Vaccine trucks prepare to roll out
the Pfizer-BioNTech COVID-19 vaccine. Image via AP

1000 (95)
Inoculations are imminent.

The first trucks carrying a COVID-19 vaccine for widespread use in the United States were set to pull out of a Michigan manufacturing plant Sunday, with the shots that are critical to stopping the nation’s coronavirus outbreak destined to reach states a day later.
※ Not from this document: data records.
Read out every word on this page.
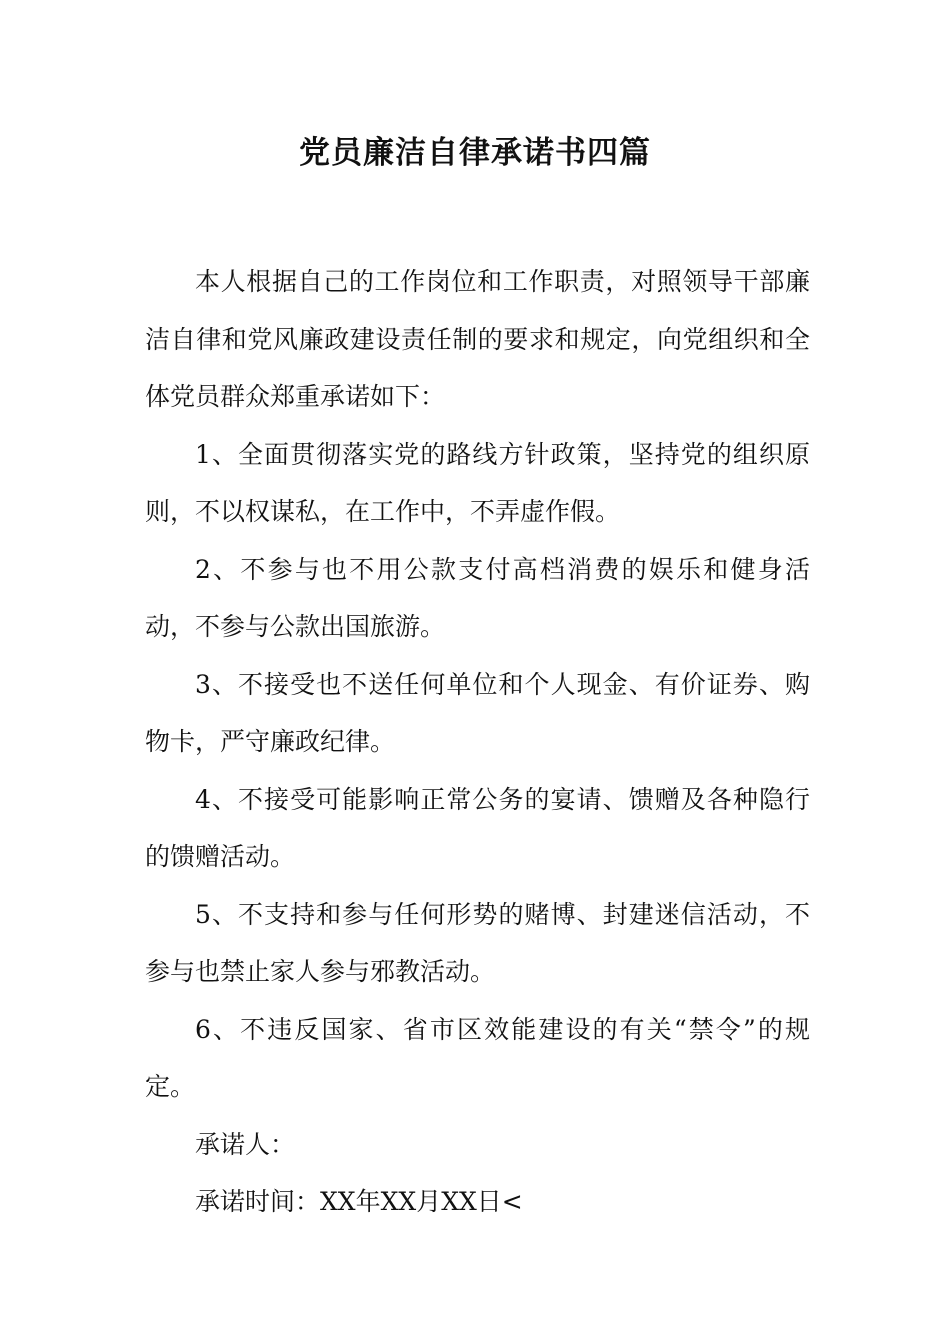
党员廉洁自律承诺书四篇

本人根据自己的工作岗位和工作职责，对照领导干部廉洁自律和党风廉政建设责任制的要求和规定，向党组织和全体党员群众郑重承诺如下：

1、全面贯彻落实党的路线方针政策，坚持党的组织原则，不以权谋私，在工作中，不弄虚作假。

2、不参与也不用公款支付高档消费的娱乐和健身活动，不参与公款出国旅游。

3、不接受也不送任何单位和个人现金、有价证券、购物卡，严守廉政纪律。

4、不接受可能影响正常公务的宴请、馈赠及各种隐行的馈赠活动。

5、不支持和参与任何形势的赌博、封建迷信活动，不参与也禁止家人参与邪教活动。

6、不违反国家、省市区效能建设的有关“禁令”的规定。

承诺人：

承诺时间：XX年XX月XX日<
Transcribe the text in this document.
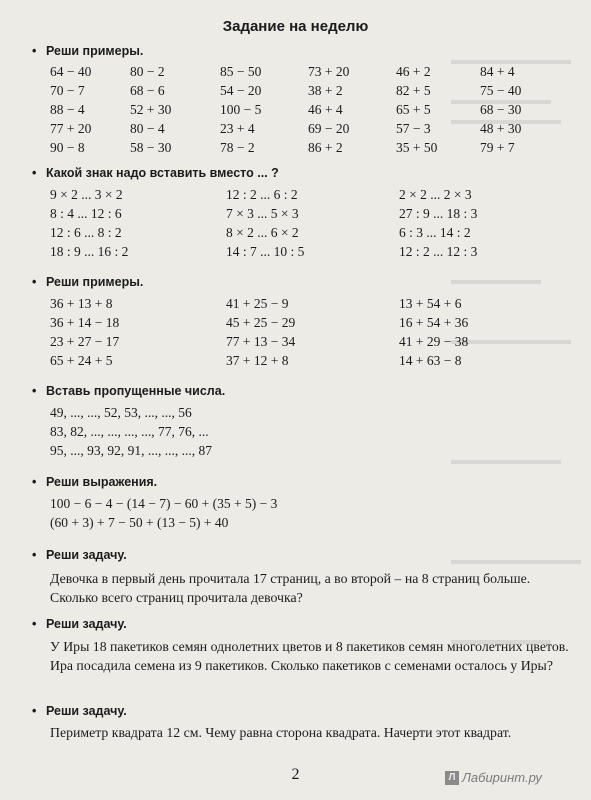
Задание на неделю
• Реши примеры.
64 − 40	80 − 2	85 − 50	73 + 20	46 + 2	84 + 4
70 − 7	68 − 6	54 − 20	38 + 2	82 + 5	75 − 40
88 − 4	52 + 30	100 − 5	46 + 4	65 + 5	68 − 30
77 + 20	80 − 4	23 + 4	69 − 20	57 − 3	48 + 30
90 − 8	58 − 30	78 − 2	86 + 2	35 + 50	79 + 7
• Какой знак надо вставить вместо ... ?
9 × 2 ... 3 × 2	12 : 2 ... 6 : 2	2 × 2 ... 2 × 3
8 : 4 ... 12 : 6	7 × 3 ... 5 × 3	27 : 9 ... 18 : 3
12 : 6 ... 8 : 2	8 × 2 ... 6 × 2	6 : 3 ... 14 : 2
18 : 9 ... 16 : 2	14 : 7 ... 10 : 5	12 : 2 ... 12 : 3
• Реши примеры.
36 + 13 + 8	41 + 25 − 9	13 + 54 + 6
36 + 14 − 18	45 + 25 − 29	16 + 54 + 36
23 + 27 − 17	77 + 13 − 34	41 + 29 − 38
65 + 24 + 5	37 + 12 + 8	14 + 63 − 8
• Вставь пропущенные числа.
49, ..., ..., 52, 53, ..., ..., 56
83, 82, ..., ..., ..., ..., 77, 76, ...
95, ..., 93, 92, 91, ..., ..., ..., 87
• Реши выражения.
100 − 6 − 4 − (14 − 7) − 60 + (35 + 5) − 3
(60 + 3) + 7 − 50 + (13 − 5) + 40
• Реши задачу.
Девочка в первый день прочитала 17 страниц, а во второй – на 8 страниц больше. Сколько всего страниц прочитала девочка?
• Реши задачу.
У Иры 18 пакетиков семян однолетних цветов и 8 пакетиков семян многолетних цветов. Ира посадила семена из 9 пакетиков. Сколько пакетиков с семенами осталось у Иры?
• Реши задачу.
Периметр квадрата 12 см. Чему равна сторона квадрата. Начерти этот квадрат.
2	Л Лабиринт.ру
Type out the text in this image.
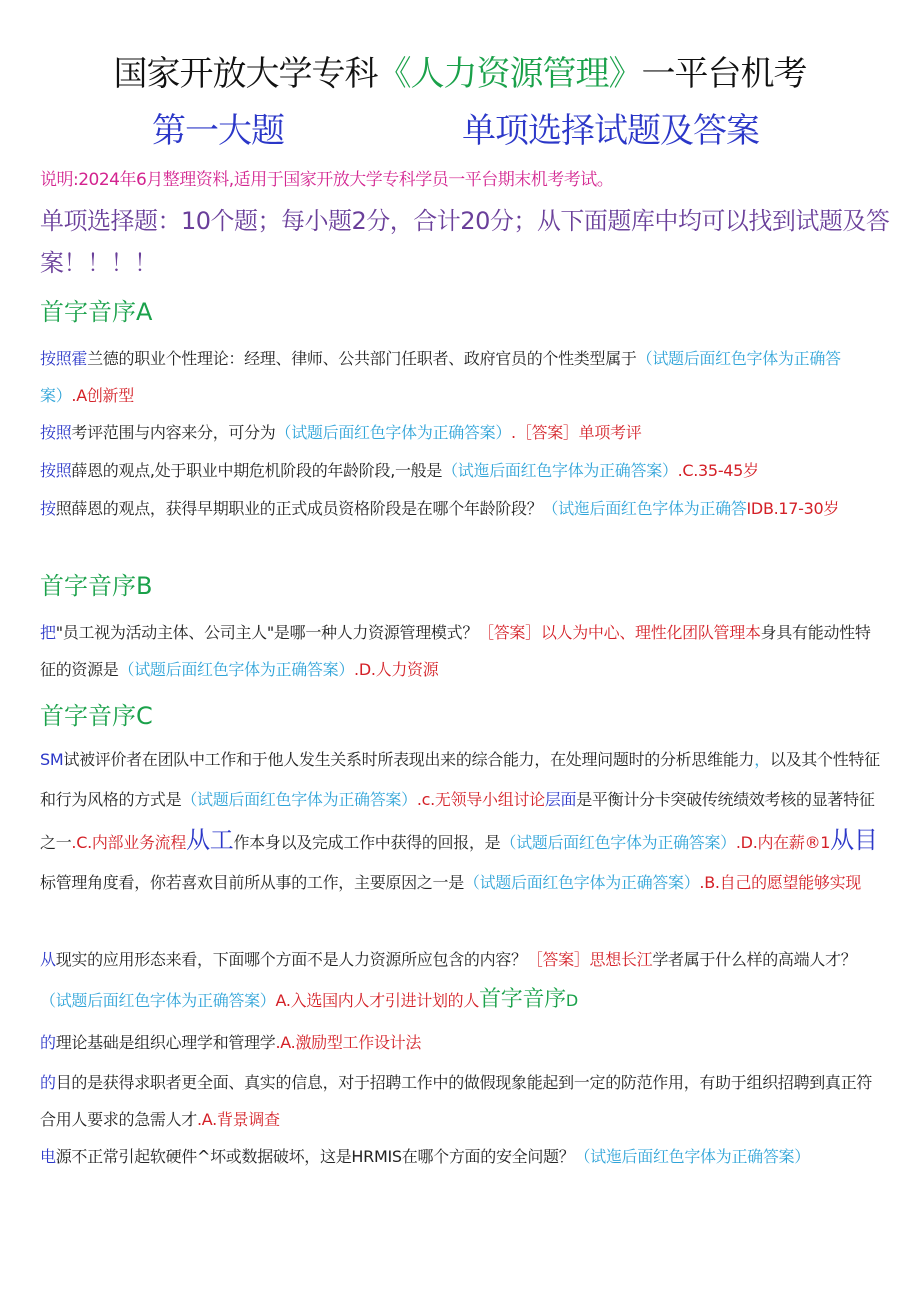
国家开放大学专科《人力资源管理》一平台机考
第一大题	单项选择试题及答案
说明:2024年6月整理资料,适用于国家开放大学专科学员一平台期末机考考试。
单项选择题：10个题；每小题2分，合计20分；从下面题库中均可以找到试题及答案！！！！
首字音序A
按照霍兰德的职业个性理论：经理、律师、公共部门任职者、政府官员的个性类型属于（试题后面红色字体为正确答案）.A创新型
按照考评范围与内容来分，可分为（试题后面红色字体为正确答案）.［答案］单项考评
按照薛恩的观点,处于职业中期危机阶段的年龄阶段,一般是（试迤后面红色字体为正确答案）.C.35-45岁
按照薛恩的观点，获得早期职业的正式成员资格阶段是在哪个年龄阶段？（试迤后面红色字体为正确答IDB.17-30岁
首字音序B
把"员工视为活动主体、公司主人"是哪一种人力资源管理模式？［答案］以人为中心、理性化团队管理本身具有能动性特征的资源是（试题后面红色字体为正确答案）.D.人力资源
首字音序C
SM试被评价者在团队中工作和于他人发生关系时所表现出来的综合能力，在处理问题时的分析思维能力，以及其个性特征和行为风格的方式是（试题后面红色字体为正确答案）.c.无领导小组讨论层面是平衡计分卡突破传统绩效考核的显著特征之一.C.内部业务流程从工作本身以及完成工作中获得的回报，是（试题后面红色字体为正确答案）.D.内在薪®1从目标管理角度看，你若喜欢目前所从事的工作，主要原因之一是（试题后面红色字体为正确答案）.B.自己的愿望能够实现
从现实的应用形态来看，下面哪个方面不是人力资源所应包含的内容？［答案］思想长江学者属于什么样的高端人才？（试题后面红色字体为正确答案）A.入选国内人才引进计划的人首字音序D
的理论基础是组织心理学和管理学.A.激励型工作设计法
的目的是获得求职者更全面、真实的信息，对于招聘工作中的做假现象能起到一定的防范作用，有助于组织招聘到真正符合用人要求的急需人才.A.背景调查
电源不正常引起软硬件^坏或数据破坏，这是HRMIS在哪个方面的安全问题？（试迤后面红色字体为正确答案）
An assembly line of workers began in the early morning hours pulling doses out of a freezer, boxing the vaccine and loading the units onto pallets so they could be placed on trucks at a Pfizer plant in Michigan. Dry ice, shipping labels and packing tape were on hand as the workers — donning masks, face shields and gloves — put together the packages inside the warehouse.

One forklift driver transported the boxes to a loading area where a second forklift driver transferred the pallets from inside the facility onto a semitruck.

Shipments of the Pfizer vaccine will set in motion the biggest vaccination effort in American history at a critical juncture of the pandemic that has killed 1.6 million and sickened 71 million worldwide.

Initially, about 3 million doses were expected to be sent out, and the priority is health care workers and nursing home residents as infections, hospitalizations and deaths soar in the U.S. With numbers likely to get worse over the holidays, the vaccine is offering a bright spot in the fight against the pandemic that’s killed nearly 300,000 Americans.

Federal officials say the first shipments of Pfizer’s vaccine will be staggered, arriving in 145 distribution centers Monday, with an additional 425 sites getting shipments Tuesday, and the remaining 66 on Wednesday. The vaccine, co-developed by German partner BioNTech, is being doled out based on each state’s adult population.

The vaccine is heading to hospitals and other sites that can store it at extremely low temperatures — about 94 degrees below zero. Pfizer is using containers with dry ice and GPS-enabled sensors to ensure each shipment stays colder than the weather in Antarctica.

Doses should be delivered to all vaccination sites identified by states, such as local pharmacies, within three weeks, federal officials said.